Monday, August 9, 2010


So I sat down at the keyboard, deciding that I would figure out major and minor scales, and what triads they contained at each position, and got lost just in the major scale. See, the whole TTsTTTs thing always bothered me -- so asymmetric. Why two tones, then a semitone, followed by three... never made sense. Why not the other way around, or some other pattern. And the whole layout of the piano keyboard contains this pattern. The structure of the major scale is built into the interface. It's mathematically unpleasing, which is one of the reasons why, when extending my interval practice into scales and arpeggios, I often stuck to the totally symmetric ones, built entirely from a single interval: chromatic, whole tone, dim7, augmented.

While diddling, I remembered reading a claim that the scale is in fact symmetric, being built from two identical four-note tetrachords, each consisting of a perfect fourth divided as TTs. That claim confused me at the time, too, since it's clearly not symmetric. Still, it kinda is, since you've got the same note pattern in each half (approximately half, anyway) of the octave, separated by a whole step.

So what happens if you start minor, eg C-D-Eb-F, ie TsT? Does repeating that in the upper half give you one of the minor scales? Well no. You get a Dorian mode, which has a minor feel, from the flatted third, but is not one of the classical ones (natural, harmonic, or melodic). To get melodic minor (going up melodic, TsTTTTs, sometimes called jazz minor if you're planning on playing the same notes going down) you put the major tetrachord on the top, TTs, since those notes are the same as the major scale. Fine, so different scales can get built by combining different tetrachords. That's kind of interesting, since we can therefore use the tetrachords as an organizing concept to relate different scales which have parts which sound the same. To build a natural minor, we use the last tetrachord, sTT, on the top. If you build a scale from two of those, you get the Phyrgian mode, C-Db-Eb-F G-Ab-Bb-C. I guess it's almost obvious that building a scale from two of the same of any these tetrachords (what wikipedia calls diatonic tetrachords, and names the three Lydian, Dorian, and Phrygian) has to give you a mode of the major scale, since the semitones are the same distance apart. But there are only three of them anyway. I suspect pianists learn those shapes, and use those patterns in playing.

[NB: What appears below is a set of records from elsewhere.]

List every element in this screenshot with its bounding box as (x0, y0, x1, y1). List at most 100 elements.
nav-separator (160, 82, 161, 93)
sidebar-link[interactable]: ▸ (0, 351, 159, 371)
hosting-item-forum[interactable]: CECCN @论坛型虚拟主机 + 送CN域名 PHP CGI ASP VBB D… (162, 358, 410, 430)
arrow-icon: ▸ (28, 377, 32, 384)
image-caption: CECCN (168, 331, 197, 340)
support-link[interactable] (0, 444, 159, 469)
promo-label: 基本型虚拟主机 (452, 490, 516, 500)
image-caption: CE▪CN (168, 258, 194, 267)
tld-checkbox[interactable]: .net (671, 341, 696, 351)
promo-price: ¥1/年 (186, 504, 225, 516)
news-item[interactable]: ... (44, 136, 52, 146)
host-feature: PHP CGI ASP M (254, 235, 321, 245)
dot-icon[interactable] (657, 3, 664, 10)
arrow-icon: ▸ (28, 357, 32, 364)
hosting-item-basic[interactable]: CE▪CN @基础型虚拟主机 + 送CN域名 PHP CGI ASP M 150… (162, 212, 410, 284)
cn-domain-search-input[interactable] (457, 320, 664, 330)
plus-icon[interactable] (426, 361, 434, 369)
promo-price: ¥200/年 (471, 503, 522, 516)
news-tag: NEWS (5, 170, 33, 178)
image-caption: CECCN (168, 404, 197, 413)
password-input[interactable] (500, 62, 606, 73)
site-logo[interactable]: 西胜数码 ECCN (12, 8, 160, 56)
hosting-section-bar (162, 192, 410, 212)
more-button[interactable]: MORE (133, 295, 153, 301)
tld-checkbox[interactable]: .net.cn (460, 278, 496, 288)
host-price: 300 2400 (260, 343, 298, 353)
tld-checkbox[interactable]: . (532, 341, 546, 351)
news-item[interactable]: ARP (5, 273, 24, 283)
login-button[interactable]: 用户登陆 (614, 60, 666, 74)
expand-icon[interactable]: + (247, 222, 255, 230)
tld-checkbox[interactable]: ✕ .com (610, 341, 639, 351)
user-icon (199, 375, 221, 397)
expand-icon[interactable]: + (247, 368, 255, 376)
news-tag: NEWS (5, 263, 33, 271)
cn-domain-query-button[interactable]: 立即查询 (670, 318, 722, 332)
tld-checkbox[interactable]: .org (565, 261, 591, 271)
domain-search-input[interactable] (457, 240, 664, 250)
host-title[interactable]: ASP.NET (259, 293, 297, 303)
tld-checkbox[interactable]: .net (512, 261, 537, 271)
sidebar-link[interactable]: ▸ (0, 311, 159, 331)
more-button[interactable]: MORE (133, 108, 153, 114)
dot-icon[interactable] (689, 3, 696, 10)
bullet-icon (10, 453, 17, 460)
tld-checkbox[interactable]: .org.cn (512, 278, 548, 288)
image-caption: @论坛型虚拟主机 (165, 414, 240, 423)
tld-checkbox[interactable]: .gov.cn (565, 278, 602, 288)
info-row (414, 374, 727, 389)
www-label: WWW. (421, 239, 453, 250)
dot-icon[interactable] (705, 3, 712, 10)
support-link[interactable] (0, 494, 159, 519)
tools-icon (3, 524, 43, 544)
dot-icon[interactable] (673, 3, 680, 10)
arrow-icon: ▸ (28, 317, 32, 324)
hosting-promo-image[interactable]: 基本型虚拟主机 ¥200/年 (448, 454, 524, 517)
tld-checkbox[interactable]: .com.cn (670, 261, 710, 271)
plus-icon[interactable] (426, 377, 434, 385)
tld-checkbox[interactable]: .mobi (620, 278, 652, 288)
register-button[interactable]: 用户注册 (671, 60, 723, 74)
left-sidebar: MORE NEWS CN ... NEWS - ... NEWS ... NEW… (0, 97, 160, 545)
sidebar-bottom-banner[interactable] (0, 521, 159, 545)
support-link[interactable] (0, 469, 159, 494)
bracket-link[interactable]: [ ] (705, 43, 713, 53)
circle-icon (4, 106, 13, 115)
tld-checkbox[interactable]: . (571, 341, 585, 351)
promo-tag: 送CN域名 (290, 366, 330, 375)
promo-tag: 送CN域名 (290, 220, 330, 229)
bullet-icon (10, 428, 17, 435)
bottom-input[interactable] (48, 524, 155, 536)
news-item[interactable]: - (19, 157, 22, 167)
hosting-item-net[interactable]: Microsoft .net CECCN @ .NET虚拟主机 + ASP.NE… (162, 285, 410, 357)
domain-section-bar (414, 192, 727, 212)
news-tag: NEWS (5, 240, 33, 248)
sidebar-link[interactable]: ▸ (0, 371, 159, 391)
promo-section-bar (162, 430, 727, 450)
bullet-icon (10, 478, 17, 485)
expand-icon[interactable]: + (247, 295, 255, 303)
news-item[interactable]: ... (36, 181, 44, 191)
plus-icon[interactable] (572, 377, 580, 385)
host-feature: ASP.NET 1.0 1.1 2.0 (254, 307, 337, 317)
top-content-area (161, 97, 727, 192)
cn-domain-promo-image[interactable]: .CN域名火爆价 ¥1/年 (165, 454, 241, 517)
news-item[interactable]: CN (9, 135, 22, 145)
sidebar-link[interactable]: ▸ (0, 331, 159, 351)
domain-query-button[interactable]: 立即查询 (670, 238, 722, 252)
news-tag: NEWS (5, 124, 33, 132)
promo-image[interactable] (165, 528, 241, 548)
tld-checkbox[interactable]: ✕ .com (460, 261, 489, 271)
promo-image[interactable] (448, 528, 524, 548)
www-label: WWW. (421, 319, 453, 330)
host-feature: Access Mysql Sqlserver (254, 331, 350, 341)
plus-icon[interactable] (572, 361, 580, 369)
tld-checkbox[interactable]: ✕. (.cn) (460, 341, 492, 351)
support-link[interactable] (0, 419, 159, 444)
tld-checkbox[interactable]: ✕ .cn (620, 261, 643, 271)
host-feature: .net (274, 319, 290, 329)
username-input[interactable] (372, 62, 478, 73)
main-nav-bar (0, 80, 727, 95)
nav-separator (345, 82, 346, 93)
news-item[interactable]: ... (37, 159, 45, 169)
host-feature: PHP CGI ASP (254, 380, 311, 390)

The asymmetry of the major scale comes from placing the upper tetrachord a whole step above the lower tetrachord, but not vice versa. So we can distinguish upper and lower. This is not the only choice, and other choices give us other scales. Each tetrachord covers a fourth, so to make a complete octave, we need to add a total of two semitones. We can put them both between lower and upper, giving the major scale, so that the last note of the upper tetrachord, C, is the same as the first note of the lower tetrachord; or both after the upper tetrachord, so that the last note of the lower tetrachord, F, is the first note of the upper tetrachord, giving us the Lydian mode. Conceivably we could divide them equally, with a semitone between lower and upper, and another between upper and lower. This gives the eight note scale, C-D-E-F-F#-G#-A#-B-C, a scale for which I don't know a name. It sounds kinda like a whole tone scale, but with passing tones inserted. Like the whole tone scale, it is symmetrical, or at least, more symmetrical than the major scale. Might be worth looking at what scales are generated by those choices for the other tetrachords.

We could also symmetrize by not demanding we end up with an octave. You lose the idea of the scale as a closed circle, but maybe it could work anyway. Without adding any gaps, just extending the TTs (Lydian) tetrachord, two fourths make a m7, and you start moving through the circle of fifths as you go up the scale, every part sounding kind of in a major key, but mutating as you go: C-D-E-F, F-G-A-Bb, Bb-C-D-Eb, and so on. Or if you put a whole step between both upper and lower, you get something similar, but moving up by fifths instead of by fourths: C-D-E-F, G-A-B-C, D-E-F#-G, A-B-C#-D, ...

You might have noticed I skipped harmonic minor. It's that minor third, which doesn't occur in any permutation of TTs. Wikipedia puts this into a separate class of tetrachords, calling it chromatic, with two semitones and a minor 3rd. Lots more scales can come out of here no doubt, and almost certainly as well from another class of tetrachord that I wouldn't have thought of, because you can't play it on a piano: major 3rd, quartertone, quartertone.

Finally, why a fourth? This, at least, I have a good answer for. It's the smallest perfect interval, and the perfect intervals are unique, not because they have simple integer ratios of frequencies (though they do), and not because we call them a special name (though we do), but rather because it is for perfect intervals alone that we have hardware in our brains to measure. Perfect intervals are innate, all other intervals are learned and cultural. And the fourth is the smallest one.

So I didn't figure out major and minor, but I did manage to clear up a longstanding confusion of mine over the symmetries, and lack thereof, of the basic major scale. Seems like enough for an evening.